Gary's elegant point came back to me reading this article -- no mere
16 words in the State of the Union address, but lies, secrets and
silences every inch of the way.  But I expected as much.  Here we
learn that the planning for the occupation of Iraq was in full swing
while Bush was out publically denying that there was any plan to
attack Iraq at all.  (I recall arguing with liberal friends about a
year ago that the United States was still planning to attack Iraq,
with them saying 'no, it couldn't be.')  Exploring and discussing
these lies in detail -- including the real motives behind the war --
will help to build the antiwar movement just now.

Andy



-----------------------------

http://www.latimes.com/templates/misc/printstory.jsp?slug=la-na-postwar18jul18012420&section=/printstory

WASHINGTON'S BATTLE PLAN

Preparing for War, Stumbling to Peace
U.S. is paying the price for missteps made on Iraq
By Mark Fineman, Robin Wright and Doyle McManus
Times Staff Writers

July 18, 2003

WASHINGTON -- Secretly, they gathered in an auditorium in the nation's
snowbound capital -- uniformed generals, assistant Cabinet secretaries,
war college professors with top security clearance, and senior
planners from the Pentagon, the U.S. Central Command and dozens of
other federal agencies.

The date was Feb. 21. More than 100,000 U.S. and British troops were
already poised at Iraq's doorstep. Their battle plan was rehearsed and
ready.
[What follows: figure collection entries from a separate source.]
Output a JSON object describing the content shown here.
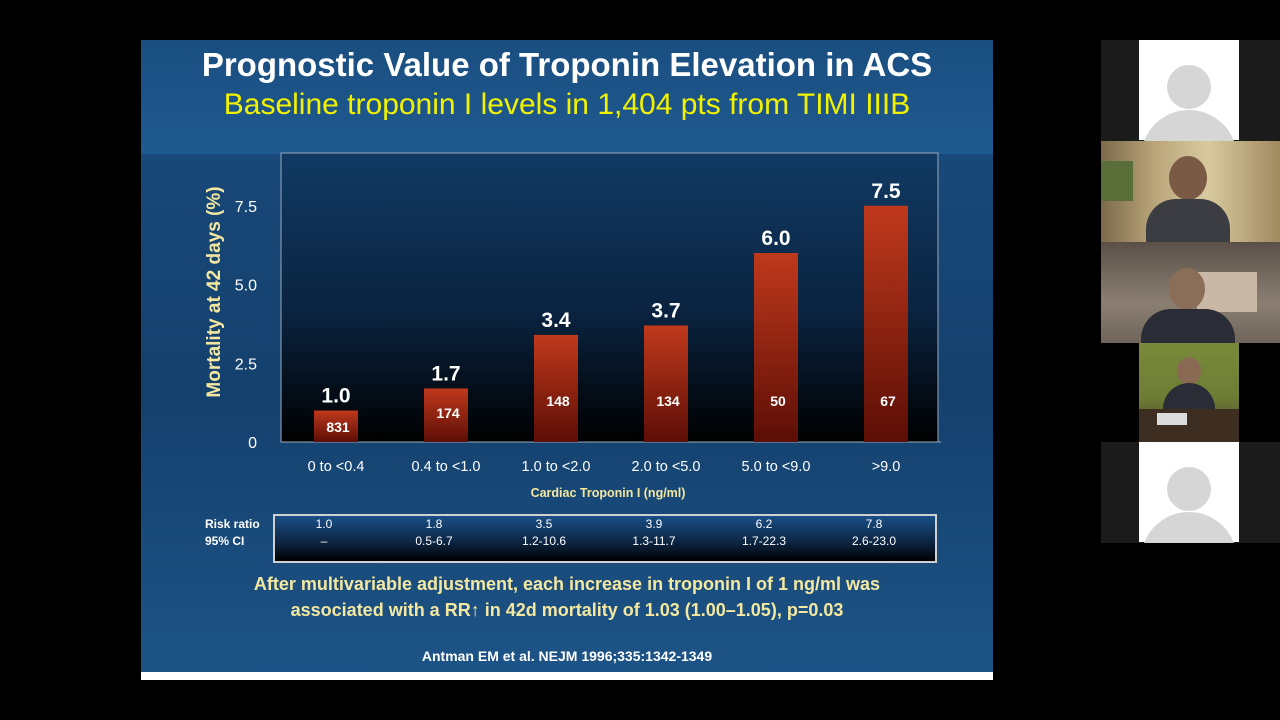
{
  "slide": {
    "title": "Prognostic Value of Troponin Elevation in ACS",
    "subtitle": "Baseline troponin I levels in 1,404 pts from TIMI IIIB",
    "footnote_line1": "After multivariable adjustment, each increase in troponin I of 1 ng/ml was",
    "footnote_line2": "associated with a RR↑ in 42d mortality of 1.03 (1.00–1.05), p=0.03",
    "citation": "Antman EM et al. NEJM 1996;335:1342-1349"
  },
  "chart_data": {
    "type": "bar",
    "ylabel": "Mortality at 42 days (%)",
    "xlabel": "Cardiac Troponin I (ng/ml)",
    "categories": [
      "0 to <0.4",
      "0.4 to <1.0",
      "1.0 to <2.0",
      "2.0 to <5.0",
      "5.0 to <9.0",
      ">9.0"
    ],
    "values": [
      1.0,
      1.7,
      3.4,
      3.7,
      6.0,
      7.5
    ],
    "value_labels": [
      "1.0",
      "1.7",
      "3.4",
      "3.7",
      "6.0",
      "7.5"
    ],
    "n_patients": [
      "831",
      "174",
      "148",
      "134",
      "50",
      "67"
    ],
    "yticks": [
      "0",
      "2.5",
      "5.0",
      "7.5"
    ],
    "ylim": [
      0,
      9
    ],
    "colors": {
      "bar_top": "#c0391c",
      "bar_bottom": "#5c0e06",
      "tick_text": "#ffffff"
    }
  },
  "risk_table": {
    "row1_label": "Risk ratio",
    "row2_label": "95% CI",
    "risk_ratio": [
      "1.0",
      "1.8",
      "3.5",
      "3.9",
      "6.2",
      "7.8"
    ],
    "ci": [
      "–",
      "0.5-6.7",
      "1.2-10.6",
      "1.3-11.7",
      "1.7-22.3",
      "2.6-23.0"
    ]
  },
  "participants": [
    {
      "type": "avatar",
      "icon": "user-avatar-icon"
    },
    {
      "type": "video",
      "icon": "participant-video"
    },
    {
      "type": "video",
      "icon": "participant-video"
    },
    {
      "type": "video",
      "icon": "participant-video"
    },
    {
      "type": "avatar",
      "icon": "user-avatar-icon"
    }
  ]
}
In fewer than 30 days, the first American tanks would cross the
sand berm into Iraq from Kuwait, launching the tip of the spear of
what would be a swift and brilliant battlefield victory.

[snip]

Still, he [Feith, #3 at the Pentagon] and other Pentagon officials
said, they are studying the lessons of Iraq closely -- to ensure that
the next U.S. takeover of a foreign country goes more smoothly.

"We're going to get better over time," promised Lawrence Di Rita, a
special assistant to Rumsfeld. "We've always thought of
post-hostilities as a phase" distinct from combat, he said. "The
future of war is that these things are going to be much more of a
continuum."

"This is the future for the world we're in at the moment," he said.
"We'll get better as we do it more often."